The dot-com bubble burst at the end of the last century. Then there was the real estate bubble bursting in 2008. Next up is the student loan bubble bursting. Too many banks are loaning too much money to students who won't be able to get good enough jobs to even begin to contemplate paying the loans off. What makes this even more of a mess, your average student today is getting loans from several sources over their four, five or six years of college. Average loan loads are being reported around $22 to $25 thousand over four years. But that was before that other bubble burst in 2008. Students and their parents don't have any home equity cash machines anymore so another aspect about all of this debt is it's unsecured. Can't get blood from a stone as they say...

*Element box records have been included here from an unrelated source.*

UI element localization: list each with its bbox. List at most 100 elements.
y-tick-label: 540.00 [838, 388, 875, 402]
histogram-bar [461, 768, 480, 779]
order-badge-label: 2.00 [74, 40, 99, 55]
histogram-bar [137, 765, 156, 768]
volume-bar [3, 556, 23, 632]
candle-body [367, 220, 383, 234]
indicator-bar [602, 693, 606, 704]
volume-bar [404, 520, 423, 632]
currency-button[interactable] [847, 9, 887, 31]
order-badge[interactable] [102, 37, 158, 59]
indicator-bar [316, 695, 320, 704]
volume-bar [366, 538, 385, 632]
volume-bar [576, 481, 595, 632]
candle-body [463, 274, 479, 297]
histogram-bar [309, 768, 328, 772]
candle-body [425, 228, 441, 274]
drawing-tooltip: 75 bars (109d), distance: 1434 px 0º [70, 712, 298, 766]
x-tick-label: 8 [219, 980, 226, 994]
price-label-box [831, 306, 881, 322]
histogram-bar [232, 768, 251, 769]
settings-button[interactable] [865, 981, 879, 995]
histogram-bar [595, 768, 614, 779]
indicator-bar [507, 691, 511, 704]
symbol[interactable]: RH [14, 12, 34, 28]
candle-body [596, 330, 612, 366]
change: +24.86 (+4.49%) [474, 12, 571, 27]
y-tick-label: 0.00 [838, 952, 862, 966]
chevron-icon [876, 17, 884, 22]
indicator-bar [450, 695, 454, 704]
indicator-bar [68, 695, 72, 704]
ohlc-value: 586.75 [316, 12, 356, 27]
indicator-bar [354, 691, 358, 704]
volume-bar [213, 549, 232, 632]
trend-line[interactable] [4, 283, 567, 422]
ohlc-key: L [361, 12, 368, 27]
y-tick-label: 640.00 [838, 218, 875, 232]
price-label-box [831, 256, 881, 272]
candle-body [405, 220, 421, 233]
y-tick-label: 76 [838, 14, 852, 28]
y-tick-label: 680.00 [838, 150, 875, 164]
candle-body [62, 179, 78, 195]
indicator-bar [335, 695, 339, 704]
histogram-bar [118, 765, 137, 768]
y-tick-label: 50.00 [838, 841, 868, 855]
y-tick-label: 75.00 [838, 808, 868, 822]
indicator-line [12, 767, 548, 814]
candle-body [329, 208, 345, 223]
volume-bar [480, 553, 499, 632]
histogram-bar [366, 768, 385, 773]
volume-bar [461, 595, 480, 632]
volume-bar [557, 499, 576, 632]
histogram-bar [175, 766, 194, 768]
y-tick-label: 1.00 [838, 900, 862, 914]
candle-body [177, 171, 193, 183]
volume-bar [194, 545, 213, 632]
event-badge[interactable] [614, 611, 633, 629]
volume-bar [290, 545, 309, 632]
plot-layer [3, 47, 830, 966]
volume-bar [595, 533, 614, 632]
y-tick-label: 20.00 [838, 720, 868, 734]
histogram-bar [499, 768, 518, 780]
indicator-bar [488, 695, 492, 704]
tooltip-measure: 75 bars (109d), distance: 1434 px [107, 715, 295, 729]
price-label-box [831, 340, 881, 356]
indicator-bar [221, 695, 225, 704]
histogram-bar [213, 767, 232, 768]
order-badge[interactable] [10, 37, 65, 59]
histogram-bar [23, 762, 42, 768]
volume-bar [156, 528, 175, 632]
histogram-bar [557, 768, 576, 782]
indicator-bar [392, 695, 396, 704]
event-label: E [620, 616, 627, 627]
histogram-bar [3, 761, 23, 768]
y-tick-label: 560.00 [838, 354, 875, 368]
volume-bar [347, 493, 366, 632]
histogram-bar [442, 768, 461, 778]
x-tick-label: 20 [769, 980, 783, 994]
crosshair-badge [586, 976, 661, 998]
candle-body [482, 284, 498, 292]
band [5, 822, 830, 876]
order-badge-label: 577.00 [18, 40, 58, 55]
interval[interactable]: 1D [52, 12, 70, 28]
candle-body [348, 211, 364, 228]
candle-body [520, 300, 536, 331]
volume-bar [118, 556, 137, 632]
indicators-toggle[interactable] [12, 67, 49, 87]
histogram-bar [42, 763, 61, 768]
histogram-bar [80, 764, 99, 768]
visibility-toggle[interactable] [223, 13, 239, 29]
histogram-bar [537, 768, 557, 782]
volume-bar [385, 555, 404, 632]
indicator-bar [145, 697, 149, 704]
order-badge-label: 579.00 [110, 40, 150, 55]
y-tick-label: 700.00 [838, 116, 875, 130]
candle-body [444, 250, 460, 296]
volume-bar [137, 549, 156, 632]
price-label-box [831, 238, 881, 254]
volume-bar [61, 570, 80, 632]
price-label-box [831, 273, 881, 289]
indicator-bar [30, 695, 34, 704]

If an accurate survey could be done today among recent college grads, we would certainly find that this $22 to $25 thousand debt load has jumped significantly higher. I would guess it's more than doubled and in too many cases quadrupled. As recent grads from June of 2011 still struggle to find jobs in the Fall of 2011, we'll start to see the beginning of the loan default title wave sometime in the summer of 2012.

The Star Tribune has reported on this issue over the years, starting with an April 30, 2009 story about a recent Concordia University grad who racked up $94,000 in student loans to pay for her communications degree. Her first job out of college: taking school pictures for LifeTouch Studios, a job that didn't quite net her enough money to cover her monthly loan payment of over $1,000. Here we are 2 years later and if anything, it's gotten much worse since then. Especially when you consider that the amount of unpaid student debt has gone over the trillion mark. When this all folds in a couple years, there will be no houses to repossess. Many of the co-signers on those loans will be in financial straits and unable to come up with anything.

With the recent government melt-downs over supporting things like higher education for the middle class, there is little room for optimism and a lot more room for a more elitist future, taking us back to the 1930s when only the wealthy could afford to go to college. There's too many waiters and waitresses with college degrees anyway. And that last thing we need is an educated and informed public because an educated and informed public would realize that there is something wrong here and might rise up and do something about it. The meritocracy of the past 50 years is coming to an end.

Maybe the Mayans were tracking student loans 1,000 years ago and that's what's coming to an end in December of 2012.